Reyes. Cabrera. First base coach Tom Goodwin. The cameras caught them hanging around chatting with each other, probably for the last time they’ll do that dressed as Mets together. And I caught myself hanging around to watch them hanging around. It’s something I’m skilled at.
There’s what’s come before. There’s what’s going on. And there’s what will come next. I’m great at the first part. I’m all right at the second. The third? Cripes, as Terry Collins liked to say when he managed the Mets for seven years, I haven’t the faintest idea.
But boy do I look forward to what will come next. I don’t mean that in the how many days to Pitchers & Catchers and has anyone seen the revised MLB Pipeline rankings? sense as much as I mean it in the immediate hey, the pregame show will be on pretty soon! sense.
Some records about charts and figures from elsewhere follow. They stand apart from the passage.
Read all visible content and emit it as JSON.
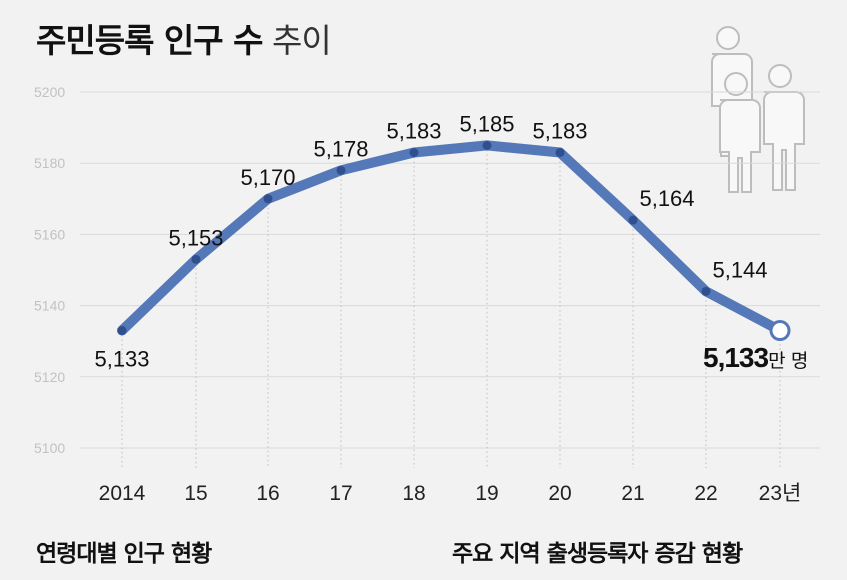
{
  "title": {
    "bold": "주민등록 인구 수",
    "light": "추이"
  },
  "chart_data": {
    "type": "line",
    "categories": [
      "2014",
      "15",
      "16",
      "17",
      "18",
      "19",
      "20",
      "21",
      "22",
      "23년"
    ],
    "series": [
      {
        "values": [
          5133,
          5153,
          5170,
          5178,
          5183,
          5185,
          5183,
          5164,
          5144,
          5133
        ]
      }
    ],
    "data_labels": [
      "5,133",
      "5,153",
      "5,170",
      "5,178",
      "5,183",
      "5,185",
      "5,183",
      "5,164",
      "5,144"
    ],
    "final_label": {
      "value": "5,133",
      "unit": "만 명"
    },
    "y_ticks": [
      5100,
      5120,
      5140,
      5160,
      5180,
      5200
    ],
    "ylim": [
      5100,
      5200
    ],
    "grid": true,
    "line_color": "#5578b8",
    "marker_color": "#2f4f8f"
  },
  "footer": {
    "left": "연령대별 인구 현황",
    "right": "주요 지역 출생등록자 증감 현황"
  }
}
Looking forward to what was coming next was my favorite reflex of the 2017 season. With rare exception, I actually actively anticipated most every game the Mets played this year.
These Mets. This year.
I knew we weren’t in it and I knew we weren’t going to get back in it, but I didn’t care that much. There was going to be a Mets game. There were going to be Mets playing baseball and me watching and listening and noticing and considering all that was going on in the scope of what had come before. And I got to do it practically every day or night for six months. Not had to, but got to.
More often than not, the games themselves wound up dissatisfying. But more often than not, the whole thing culminated in me being here with you. That was extremely satisfying. I really looked forward to that. So thank you for another season of being a part of my season. And thank you in advance for whatever will come next as we turn, turn, turn  the page toward 2018.